The Fifth ICDAR International Workshop on Machine Learning
Since 2010, the year of initiation of annual Imagenet Competition where research teams submit programs that classify and detect objects, machine learning has gained significant popularity. In the present age, Machine learning, in particular deep learning, is incredibly powerful to make predictions based on large amounts of available data. There are many applications of machine learning in Computer vision, pattern recognition including Document analysis, Medical image analysis etc. In order to facilitate innovative collaboration and engagement between document analysis community and other research communities like computer vision and images analysis etc. here we plan to organize this workshop of Machine learning after the ICDAR main conference.
The 16th IAPR International Workshop on Graphics Recognition (GREC 2025)
GREC workshops provide an excellent opportunity for researchers and practitioners at all levels of experience to meet colleagues and to share new ideas and knowledge about graphics recognition methods. Graphics Recognition is a subfield of document image analysis that deals with graphical entities in engineering drawings, comics, musical scores, sketches, maps, architectural plans, mathematical notation, tables, diagrams, etc.

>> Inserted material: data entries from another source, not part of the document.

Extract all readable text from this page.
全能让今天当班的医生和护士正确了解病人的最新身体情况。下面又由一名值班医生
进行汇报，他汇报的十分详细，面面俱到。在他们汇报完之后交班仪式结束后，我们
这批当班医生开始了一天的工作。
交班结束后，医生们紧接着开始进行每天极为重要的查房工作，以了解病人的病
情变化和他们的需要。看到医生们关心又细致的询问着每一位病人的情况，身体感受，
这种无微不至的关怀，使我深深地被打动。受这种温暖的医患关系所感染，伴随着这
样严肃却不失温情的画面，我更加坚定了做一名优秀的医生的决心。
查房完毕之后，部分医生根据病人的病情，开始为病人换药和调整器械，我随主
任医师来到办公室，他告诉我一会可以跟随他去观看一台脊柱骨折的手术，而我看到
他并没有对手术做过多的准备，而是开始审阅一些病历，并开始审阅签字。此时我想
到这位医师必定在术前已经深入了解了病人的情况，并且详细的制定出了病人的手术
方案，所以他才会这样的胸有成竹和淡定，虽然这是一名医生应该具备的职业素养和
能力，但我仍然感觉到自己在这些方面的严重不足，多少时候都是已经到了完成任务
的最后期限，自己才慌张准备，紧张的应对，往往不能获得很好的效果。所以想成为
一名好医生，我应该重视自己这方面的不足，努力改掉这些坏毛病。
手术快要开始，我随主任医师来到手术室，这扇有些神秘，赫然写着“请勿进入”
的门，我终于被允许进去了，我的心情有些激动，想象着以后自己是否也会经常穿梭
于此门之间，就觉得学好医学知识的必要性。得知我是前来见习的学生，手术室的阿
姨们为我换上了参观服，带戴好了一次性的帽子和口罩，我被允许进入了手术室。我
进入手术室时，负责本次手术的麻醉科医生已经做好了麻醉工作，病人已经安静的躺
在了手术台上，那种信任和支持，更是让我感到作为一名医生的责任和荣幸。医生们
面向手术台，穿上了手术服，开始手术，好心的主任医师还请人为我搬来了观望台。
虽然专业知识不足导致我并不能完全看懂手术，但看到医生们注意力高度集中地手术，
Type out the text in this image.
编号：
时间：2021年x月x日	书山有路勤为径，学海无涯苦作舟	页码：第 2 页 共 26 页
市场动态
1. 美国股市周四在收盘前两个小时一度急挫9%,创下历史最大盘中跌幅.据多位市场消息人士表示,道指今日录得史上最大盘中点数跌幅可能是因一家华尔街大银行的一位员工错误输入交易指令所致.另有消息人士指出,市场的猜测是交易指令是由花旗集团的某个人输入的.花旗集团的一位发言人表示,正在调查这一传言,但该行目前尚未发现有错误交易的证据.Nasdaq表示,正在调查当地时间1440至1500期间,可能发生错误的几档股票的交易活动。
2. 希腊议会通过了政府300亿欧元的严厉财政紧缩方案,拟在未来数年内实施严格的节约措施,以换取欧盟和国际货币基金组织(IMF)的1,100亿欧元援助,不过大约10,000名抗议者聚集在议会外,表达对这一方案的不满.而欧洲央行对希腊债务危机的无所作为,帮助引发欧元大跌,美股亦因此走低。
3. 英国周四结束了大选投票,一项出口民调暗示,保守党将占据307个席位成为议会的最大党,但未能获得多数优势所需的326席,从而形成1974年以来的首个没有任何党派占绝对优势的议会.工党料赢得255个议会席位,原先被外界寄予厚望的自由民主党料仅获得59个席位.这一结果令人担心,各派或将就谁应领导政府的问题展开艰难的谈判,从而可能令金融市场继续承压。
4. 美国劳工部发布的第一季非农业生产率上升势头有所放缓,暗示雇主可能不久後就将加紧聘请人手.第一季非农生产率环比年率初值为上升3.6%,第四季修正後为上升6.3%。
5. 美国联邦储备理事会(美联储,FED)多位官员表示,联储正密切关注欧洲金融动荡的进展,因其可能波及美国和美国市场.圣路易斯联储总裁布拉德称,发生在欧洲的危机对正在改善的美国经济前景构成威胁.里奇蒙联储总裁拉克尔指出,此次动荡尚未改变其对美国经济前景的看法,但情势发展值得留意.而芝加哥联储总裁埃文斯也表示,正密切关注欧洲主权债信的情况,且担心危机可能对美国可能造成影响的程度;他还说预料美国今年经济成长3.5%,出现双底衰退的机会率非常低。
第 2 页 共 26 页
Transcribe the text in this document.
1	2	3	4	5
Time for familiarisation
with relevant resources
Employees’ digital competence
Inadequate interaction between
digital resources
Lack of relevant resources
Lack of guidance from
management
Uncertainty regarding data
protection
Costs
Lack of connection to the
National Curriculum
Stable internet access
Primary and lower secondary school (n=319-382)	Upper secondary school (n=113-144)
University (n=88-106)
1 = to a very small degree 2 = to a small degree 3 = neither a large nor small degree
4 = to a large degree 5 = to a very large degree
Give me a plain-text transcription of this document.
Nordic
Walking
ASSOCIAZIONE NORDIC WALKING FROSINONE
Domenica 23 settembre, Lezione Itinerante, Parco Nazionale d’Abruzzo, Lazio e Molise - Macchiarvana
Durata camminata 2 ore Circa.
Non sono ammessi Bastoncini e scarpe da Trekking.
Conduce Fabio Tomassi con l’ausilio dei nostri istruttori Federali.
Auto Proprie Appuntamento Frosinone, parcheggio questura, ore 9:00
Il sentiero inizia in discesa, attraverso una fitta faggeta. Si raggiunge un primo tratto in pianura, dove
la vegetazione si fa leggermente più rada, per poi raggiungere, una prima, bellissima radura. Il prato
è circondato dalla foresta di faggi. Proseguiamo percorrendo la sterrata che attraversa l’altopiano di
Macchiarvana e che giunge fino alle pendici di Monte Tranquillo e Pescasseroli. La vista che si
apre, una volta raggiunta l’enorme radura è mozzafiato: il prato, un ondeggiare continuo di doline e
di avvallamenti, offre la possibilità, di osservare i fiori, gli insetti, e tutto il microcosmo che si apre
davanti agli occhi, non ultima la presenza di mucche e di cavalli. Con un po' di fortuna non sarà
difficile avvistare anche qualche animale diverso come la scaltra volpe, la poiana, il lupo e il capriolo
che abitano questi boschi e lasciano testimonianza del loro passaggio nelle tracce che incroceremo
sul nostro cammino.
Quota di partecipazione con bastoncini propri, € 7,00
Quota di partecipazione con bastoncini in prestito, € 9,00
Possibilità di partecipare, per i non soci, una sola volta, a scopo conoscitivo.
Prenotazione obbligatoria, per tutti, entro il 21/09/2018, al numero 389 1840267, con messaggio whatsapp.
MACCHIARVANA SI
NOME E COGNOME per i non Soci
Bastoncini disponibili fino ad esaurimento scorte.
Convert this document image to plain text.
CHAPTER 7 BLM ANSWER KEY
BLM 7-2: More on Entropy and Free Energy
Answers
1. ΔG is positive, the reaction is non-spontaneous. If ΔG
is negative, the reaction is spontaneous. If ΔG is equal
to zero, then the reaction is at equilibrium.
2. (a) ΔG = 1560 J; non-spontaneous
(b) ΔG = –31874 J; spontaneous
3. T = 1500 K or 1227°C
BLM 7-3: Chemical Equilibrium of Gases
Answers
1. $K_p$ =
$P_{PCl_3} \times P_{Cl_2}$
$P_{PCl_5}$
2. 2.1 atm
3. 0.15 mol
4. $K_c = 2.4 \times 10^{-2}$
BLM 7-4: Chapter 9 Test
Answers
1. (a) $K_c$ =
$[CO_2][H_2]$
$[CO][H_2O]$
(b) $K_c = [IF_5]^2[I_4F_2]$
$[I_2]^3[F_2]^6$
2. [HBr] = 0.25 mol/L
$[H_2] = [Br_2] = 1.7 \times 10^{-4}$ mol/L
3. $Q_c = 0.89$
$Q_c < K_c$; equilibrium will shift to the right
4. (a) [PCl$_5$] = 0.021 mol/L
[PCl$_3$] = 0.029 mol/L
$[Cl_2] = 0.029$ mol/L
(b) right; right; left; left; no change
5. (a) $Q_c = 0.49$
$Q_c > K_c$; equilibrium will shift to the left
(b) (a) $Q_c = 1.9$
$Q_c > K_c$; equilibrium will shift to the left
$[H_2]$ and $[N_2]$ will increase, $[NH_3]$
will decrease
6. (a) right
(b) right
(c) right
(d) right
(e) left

The aim of this workshop is to maintain a very high level of interaction and creative discussions between participants, maintaining a « workshop » spirit, and not being tempted by a « mini-conference » model.
ICDAR 2025 Workshop on Documents Analysis of Low-resource Languages
The importance of low-resource document analysis is multifaceted, particularly in the fields of cultural preservation, data scarcity, linguistic research, and technological applications. Firstly, low-resource languages often embody unique cultural and historical contexts. Document analysis facilitates the digitization and preservation of these linguistic materials, providing crucial resources for understanding human history and cultural evolution. For instance, many endangered languages possess vast amounts of scanned documents, which can be analyzed to create valuable linguistic and cultural repositories. Secondly, low-resource languages typically suffer from a lack of large-scale annotated datasets, posing challenges for training machine learning models. Document analysis techniques, such as Optical Character Recognition (OCR) and document layout analysis, enable the extraction and structuring of data from existing documents, thereby mitigating data scarcity issues. Moreover, document analysis plays a pivotal role in enhancing machine translation capabilities. Monolingual data extracted through OCR can be utilized to improve machine translation for low-resource languages, which is particularly critical for languages with limited parallel corpora. Additionally, document analysis supports linguistic research by enabling the study of language variations and historical documentation, shedding light on the evolution and unique features of these languages. Finally, document analysis enhances the accessibility and usability of low-resource language documents. For example, advancements in OCR systems for non-Latin scripts allow researchers to extract text more efficiently from scanned documents, enabling applications such as content summarization and information retrieval. In summary, low-resource document analysis is not only a vital tool for cultural preservation but also a key driver of language technology development and academic research.
More information about the workshops will be available soon.